# Feature Generation with Transformers Pre Screening

This following project is an example Transformer built with PyTorch trained on the Yelp dataset.

## Set Up

All of the following can be downloaded by using `env.yml`.

In [None]:
# Imports
import os
import requests
import zipfile
import sys
import math
import nltk
import torch
import random
import string
import datasets
import statistics
import numpy as np
import tarfile
import pandas as pd
from pprint import pprint
import torch.nn as nn
import torch.nn.functional as F
from nltk.corpus import brown
import matplotlib.pyplot as plt
from gensim.models import Word2Vec
from sklearn.manifold import TSNE
from torch.autograd import Variable
from torchtext.vocab import Vectors
from tqdm.notebook import tqdm
from abc import ABC, abstractmethod
from pytorch_pretrained_bert import BertTokenizer, BertForMaskedLM
from transformers import AutoTokenizer


In [None]:
os.environ['TA_CACHE_DIR'] = 'data/'
os.environ['NLTK_DATA'] = 'nltk_data/'

In [None]:
# Setting the seed
SEED = 2002
torch.manual_seed(SEED)
torch.cuda.manual_seed_all(SEED)
torch.cuda.manual_seed(SEED)
torch.backends.cudnn.benchmark = False
torch.backends.cudnn.deterministic = True
print(f'Seed {SEED} has been set.')

# Setting up CUDA and using GPU
device = "cuda" if torch.cuda.is_available() else "cpu"
if device != "cuda":
  print("Not using GPU.")
else:
  print("GPU is enabled in this notebook.")

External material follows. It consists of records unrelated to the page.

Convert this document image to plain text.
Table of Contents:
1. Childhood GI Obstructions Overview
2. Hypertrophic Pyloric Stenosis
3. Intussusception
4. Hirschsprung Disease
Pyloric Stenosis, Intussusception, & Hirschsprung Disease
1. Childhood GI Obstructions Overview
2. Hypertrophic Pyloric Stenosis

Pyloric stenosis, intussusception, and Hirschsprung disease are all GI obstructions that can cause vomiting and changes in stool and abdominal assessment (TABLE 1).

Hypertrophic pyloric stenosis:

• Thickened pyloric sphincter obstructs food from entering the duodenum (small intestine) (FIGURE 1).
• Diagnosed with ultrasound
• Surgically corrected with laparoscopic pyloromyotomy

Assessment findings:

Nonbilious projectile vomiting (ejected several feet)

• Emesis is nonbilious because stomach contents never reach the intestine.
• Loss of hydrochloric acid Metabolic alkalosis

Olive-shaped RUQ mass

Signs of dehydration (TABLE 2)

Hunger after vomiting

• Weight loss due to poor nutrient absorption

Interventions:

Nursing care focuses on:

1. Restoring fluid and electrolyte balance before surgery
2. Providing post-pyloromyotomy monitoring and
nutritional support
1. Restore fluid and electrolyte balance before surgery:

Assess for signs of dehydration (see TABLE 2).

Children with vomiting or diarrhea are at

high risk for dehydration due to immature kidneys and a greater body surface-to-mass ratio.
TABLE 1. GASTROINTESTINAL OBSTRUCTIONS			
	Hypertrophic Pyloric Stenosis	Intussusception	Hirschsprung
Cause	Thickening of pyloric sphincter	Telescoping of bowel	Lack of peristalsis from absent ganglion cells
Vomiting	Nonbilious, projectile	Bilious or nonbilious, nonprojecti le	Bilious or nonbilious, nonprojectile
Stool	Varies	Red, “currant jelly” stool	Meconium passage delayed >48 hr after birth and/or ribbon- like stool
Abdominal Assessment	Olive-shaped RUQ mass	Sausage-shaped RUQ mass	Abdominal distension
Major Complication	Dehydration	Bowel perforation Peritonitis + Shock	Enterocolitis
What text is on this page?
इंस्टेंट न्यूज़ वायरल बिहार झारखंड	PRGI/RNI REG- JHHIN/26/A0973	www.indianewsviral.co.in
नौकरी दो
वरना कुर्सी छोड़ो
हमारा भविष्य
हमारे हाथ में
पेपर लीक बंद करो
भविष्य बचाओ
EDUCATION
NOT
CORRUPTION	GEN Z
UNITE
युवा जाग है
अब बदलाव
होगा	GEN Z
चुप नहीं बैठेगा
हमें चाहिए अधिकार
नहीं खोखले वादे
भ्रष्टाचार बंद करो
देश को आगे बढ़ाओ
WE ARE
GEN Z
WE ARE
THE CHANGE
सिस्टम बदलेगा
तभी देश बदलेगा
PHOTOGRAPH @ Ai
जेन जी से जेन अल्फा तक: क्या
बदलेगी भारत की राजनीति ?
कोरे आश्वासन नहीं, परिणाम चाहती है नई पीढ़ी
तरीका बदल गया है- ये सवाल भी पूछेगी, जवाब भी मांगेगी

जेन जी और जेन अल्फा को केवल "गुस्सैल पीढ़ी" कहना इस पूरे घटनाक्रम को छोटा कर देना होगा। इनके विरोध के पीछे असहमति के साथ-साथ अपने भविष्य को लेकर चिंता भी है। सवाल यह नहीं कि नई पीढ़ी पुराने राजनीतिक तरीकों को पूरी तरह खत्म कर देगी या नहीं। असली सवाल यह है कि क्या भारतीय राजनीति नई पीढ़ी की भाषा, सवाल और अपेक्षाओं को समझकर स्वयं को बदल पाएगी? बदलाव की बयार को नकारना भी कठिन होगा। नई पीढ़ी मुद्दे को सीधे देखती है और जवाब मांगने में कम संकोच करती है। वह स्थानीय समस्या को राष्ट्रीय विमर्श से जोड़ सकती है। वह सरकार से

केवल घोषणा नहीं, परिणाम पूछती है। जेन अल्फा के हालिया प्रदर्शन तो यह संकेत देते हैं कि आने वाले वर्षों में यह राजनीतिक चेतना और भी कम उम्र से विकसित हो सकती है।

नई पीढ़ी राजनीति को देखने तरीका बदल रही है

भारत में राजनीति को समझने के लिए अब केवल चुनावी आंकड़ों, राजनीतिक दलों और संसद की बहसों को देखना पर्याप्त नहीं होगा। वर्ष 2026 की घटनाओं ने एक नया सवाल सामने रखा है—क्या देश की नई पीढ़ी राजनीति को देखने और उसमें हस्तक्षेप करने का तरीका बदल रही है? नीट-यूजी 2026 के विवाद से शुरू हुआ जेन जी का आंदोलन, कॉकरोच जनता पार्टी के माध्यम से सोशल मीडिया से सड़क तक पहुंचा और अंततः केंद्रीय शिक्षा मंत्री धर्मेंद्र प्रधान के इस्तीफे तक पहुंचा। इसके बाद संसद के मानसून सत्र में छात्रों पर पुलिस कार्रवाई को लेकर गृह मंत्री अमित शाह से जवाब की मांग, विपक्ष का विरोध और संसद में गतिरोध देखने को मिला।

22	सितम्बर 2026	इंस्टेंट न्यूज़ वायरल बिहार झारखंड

## Dataset Set up and Helper Functions


In [None]:
fname = 'nltk_data.zip'
url = 'https://osf.io/download/zqw5s/'

r = requests.get(url, allow_redirects=True)

with open(fname, 'wb') as fd:
  fd.write(r.content)

with zipfile.ZipFile(fname, 'r') as zip_ref:
  zip_ref.extractall('.')

In [None]:
# @title Helper functions
global category
global brown_wordlist
global w2vmodel
category = ['editorial', 'fiction', 'government', 'mystery', 'news', 'religion', 'reviews', 'romance', 'science_fiction']
brown_wordlist = list(brown.words(categories=category))

def create_word2vec_model(category = 'news', size = 50, sg = 1, min_count = 10):
    sentences = brown.sents(categories=category)
    model = Word2Vec(sentences, vector_size=size, sg=sg, min_count=min_count)
    return model

w2vmodel = create_word2vec_model(category)

def model_dictionary(model):
  print(w2vmodel.wv)
  words = list(w2vmodel.wv)
  return words

def get_embedding(word, model):
  try:
    return model.wv[word]
  except KeyError:
    print(f' |{word}| not in model dictionary. Try another word')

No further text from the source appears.